Empecemos con lo mercantil, que suena menos drástico. En este país que llamamos España el esfuerzo para constituir una empresa no es como para rasgarse las vestiduras, y reconozco que así debe ser para que las exigencias económicas  no supongan una barrera a todo aquel que decida lanzarse al ruedo. Eso está bien, pero entre paréntesis: ya puestos podrían rebajar también la burocracia y los trámites necesarios para que su empresa, o la mía, quede regularmente constituida. Espejos en nuestro entorno más cercano no nos faltan, pero parece ser que al legislador le gusta mirarse el ombligo en lugar de mirar el del vecino y tomar nota de sus aciertos.

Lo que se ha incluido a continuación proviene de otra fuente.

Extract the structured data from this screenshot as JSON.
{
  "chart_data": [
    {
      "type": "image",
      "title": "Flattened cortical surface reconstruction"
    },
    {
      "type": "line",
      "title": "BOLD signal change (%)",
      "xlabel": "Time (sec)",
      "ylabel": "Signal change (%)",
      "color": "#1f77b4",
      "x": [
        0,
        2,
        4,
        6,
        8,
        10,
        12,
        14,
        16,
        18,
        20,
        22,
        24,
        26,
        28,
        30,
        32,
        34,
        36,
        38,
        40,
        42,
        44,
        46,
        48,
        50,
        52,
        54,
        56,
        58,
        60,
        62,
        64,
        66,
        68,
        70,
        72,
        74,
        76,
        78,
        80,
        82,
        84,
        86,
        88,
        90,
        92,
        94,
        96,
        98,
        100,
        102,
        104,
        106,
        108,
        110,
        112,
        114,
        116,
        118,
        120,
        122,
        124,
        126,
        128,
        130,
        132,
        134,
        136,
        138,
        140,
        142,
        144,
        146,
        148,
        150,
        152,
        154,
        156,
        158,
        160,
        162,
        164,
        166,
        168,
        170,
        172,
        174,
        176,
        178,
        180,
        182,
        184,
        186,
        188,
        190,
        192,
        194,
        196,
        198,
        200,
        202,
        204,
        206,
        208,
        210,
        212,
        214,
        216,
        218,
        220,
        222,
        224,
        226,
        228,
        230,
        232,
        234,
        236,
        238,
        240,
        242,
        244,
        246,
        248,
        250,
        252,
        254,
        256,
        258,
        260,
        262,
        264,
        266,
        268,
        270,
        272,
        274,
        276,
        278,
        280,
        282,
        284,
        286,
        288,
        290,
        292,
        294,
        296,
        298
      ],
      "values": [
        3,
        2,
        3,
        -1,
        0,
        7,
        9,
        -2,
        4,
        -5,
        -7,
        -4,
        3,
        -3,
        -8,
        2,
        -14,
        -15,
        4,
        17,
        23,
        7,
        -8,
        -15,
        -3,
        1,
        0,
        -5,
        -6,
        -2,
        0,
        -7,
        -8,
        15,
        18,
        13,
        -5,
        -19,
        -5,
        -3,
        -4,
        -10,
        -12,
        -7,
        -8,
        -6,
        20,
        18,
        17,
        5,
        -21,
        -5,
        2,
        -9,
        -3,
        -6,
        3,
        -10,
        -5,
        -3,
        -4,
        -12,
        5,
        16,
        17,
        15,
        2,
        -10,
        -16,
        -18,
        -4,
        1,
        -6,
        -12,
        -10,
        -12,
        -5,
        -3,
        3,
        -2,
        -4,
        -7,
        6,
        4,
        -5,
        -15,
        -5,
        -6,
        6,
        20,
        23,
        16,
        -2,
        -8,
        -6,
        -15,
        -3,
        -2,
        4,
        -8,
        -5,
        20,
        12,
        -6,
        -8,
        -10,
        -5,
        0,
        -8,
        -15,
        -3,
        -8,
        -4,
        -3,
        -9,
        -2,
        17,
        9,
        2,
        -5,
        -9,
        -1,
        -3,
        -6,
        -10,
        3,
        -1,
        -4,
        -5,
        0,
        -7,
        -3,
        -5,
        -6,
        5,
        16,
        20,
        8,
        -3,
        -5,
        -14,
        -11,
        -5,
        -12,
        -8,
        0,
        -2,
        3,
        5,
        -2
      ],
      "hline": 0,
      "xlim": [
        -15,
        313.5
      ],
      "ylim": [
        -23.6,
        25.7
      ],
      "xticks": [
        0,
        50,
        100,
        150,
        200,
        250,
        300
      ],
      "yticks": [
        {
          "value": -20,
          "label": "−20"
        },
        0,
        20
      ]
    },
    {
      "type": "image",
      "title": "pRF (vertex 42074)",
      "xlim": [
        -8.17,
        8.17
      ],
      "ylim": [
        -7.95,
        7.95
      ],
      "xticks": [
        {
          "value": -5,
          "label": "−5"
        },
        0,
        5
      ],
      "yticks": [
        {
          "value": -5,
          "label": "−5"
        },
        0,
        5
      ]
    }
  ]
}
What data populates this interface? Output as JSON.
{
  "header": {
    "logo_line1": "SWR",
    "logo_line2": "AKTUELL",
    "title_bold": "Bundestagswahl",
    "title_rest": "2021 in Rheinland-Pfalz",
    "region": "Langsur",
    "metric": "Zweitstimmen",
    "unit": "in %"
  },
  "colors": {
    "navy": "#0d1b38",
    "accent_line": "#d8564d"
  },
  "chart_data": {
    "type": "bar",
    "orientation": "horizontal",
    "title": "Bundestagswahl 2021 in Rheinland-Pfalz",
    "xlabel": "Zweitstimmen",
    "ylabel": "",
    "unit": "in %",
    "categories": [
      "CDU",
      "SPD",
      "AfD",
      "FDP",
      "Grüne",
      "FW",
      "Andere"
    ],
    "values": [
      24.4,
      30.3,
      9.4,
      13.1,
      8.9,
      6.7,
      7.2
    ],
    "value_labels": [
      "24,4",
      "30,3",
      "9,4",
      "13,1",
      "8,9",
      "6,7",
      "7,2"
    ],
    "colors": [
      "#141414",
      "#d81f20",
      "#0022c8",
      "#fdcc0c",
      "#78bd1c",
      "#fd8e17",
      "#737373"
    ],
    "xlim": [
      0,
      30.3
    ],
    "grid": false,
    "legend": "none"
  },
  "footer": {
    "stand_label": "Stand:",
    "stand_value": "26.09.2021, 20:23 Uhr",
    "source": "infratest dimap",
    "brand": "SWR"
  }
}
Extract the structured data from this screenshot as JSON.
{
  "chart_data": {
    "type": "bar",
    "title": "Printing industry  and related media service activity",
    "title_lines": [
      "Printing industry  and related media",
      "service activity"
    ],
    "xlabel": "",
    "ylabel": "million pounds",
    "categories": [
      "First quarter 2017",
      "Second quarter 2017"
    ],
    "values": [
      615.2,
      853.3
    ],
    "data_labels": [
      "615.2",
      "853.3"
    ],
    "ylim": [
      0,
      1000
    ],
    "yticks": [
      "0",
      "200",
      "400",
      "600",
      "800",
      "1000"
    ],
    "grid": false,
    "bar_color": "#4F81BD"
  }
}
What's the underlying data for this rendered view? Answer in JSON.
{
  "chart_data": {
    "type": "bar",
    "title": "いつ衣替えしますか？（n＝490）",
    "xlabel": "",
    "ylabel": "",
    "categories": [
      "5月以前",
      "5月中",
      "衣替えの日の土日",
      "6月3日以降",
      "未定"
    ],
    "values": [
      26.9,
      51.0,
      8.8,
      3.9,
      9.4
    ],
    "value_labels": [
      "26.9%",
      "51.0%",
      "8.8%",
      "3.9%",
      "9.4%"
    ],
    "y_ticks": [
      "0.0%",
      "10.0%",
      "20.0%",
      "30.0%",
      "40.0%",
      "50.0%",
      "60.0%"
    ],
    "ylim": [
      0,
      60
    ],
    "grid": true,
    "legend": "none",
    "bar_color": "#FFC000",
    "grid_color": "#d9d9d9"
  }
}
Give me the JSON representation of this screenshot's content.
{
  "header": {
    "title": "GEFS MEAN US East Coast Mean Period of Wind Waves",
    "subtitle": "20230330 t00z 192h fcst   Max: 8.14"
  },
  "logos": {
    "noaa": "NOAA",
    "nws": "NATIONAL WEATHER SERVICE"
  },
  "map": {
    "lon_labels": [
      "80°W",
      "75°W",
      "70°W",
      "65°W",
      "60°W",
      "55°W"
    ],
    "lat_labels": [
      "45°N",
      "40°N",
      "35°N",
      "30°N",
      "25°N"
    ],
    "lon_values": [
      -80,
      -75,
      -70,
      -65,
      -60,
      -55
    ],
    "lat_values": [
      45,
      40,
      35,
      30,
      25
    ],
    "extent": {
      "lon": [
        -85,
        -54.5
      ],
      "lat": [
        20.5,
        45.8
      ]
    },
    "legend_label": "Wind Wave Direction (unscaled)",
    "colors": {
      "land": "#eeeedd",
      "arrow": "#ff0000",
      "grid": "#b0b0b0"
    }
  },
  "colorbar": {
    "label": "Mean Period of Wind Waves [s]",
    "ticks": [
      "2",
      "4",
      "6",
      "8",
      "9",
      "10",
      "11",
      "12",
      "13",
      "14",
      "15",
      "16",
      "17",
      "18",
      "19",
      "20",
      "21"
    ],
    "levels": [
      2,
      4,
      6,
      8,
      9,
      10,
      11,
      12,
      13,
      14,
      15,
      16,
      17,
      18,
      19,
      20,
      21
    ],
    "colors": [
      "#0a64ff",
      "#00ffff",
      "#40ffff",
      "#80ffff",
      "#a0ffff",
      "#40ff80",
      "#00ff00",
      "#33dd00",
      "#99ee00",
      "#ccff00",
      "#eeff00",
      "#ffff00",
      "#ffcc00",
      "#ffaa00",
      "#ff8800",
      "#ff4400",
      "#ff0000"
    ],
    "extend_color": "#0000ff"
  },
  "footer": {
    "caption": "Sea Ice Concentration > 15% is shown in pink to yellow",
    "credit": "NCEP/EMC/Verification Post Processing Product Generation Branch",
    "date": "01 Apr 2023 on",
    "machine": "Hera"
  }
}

Bastan tres mil euros para empezar a funcionar. Y también para continuar sine die. Y ahí, precisamente ahí, radica el error. Los sectores de actividad son tantos como imaginación uno le pueda echar al asunto, dentro de cada sector hay innumerables empresas cada una con su cuota de mercado, sus debilidades y sus fortalezas. Pero salvo aquellas pocas que si saben lo que se traen entre manos, la inmensa mayoría deja sus tres mil euritos de capital y a otra cosa que aquello no me interesa. Por desgracia se mira demasiado la cuenta de resultados, y no es moco de pavo, oigan, ya que ésta nos mide el nivel de actividad comercial y si lo estamos haciendo bien generando beneficio o no tan bien incurriendo en pérdidas. Por cierto, yo aún me sorprendo descubriendo empresas que año tras año, con invariable puntualidad, le presentan con un par el impuesto de sociedades a la Agencia Tributaria con pérdidas, diciéndole: “¿Ha visto Usted?, monté la empresa para palmar pasta indefinidamente, tiene gracia la cosa, ¿verdad?” Y lo que más me asombra, no crean, es que hacienda no mande un ejército de inspectores a estas empresas y lo pongan todo patas arriba hasta que aparezcan los recursos que mágicamente hacen funcionar esos negocios milagrosos, que por más que pierden ahí siguen en la trinchera. Cuando menos, curioso.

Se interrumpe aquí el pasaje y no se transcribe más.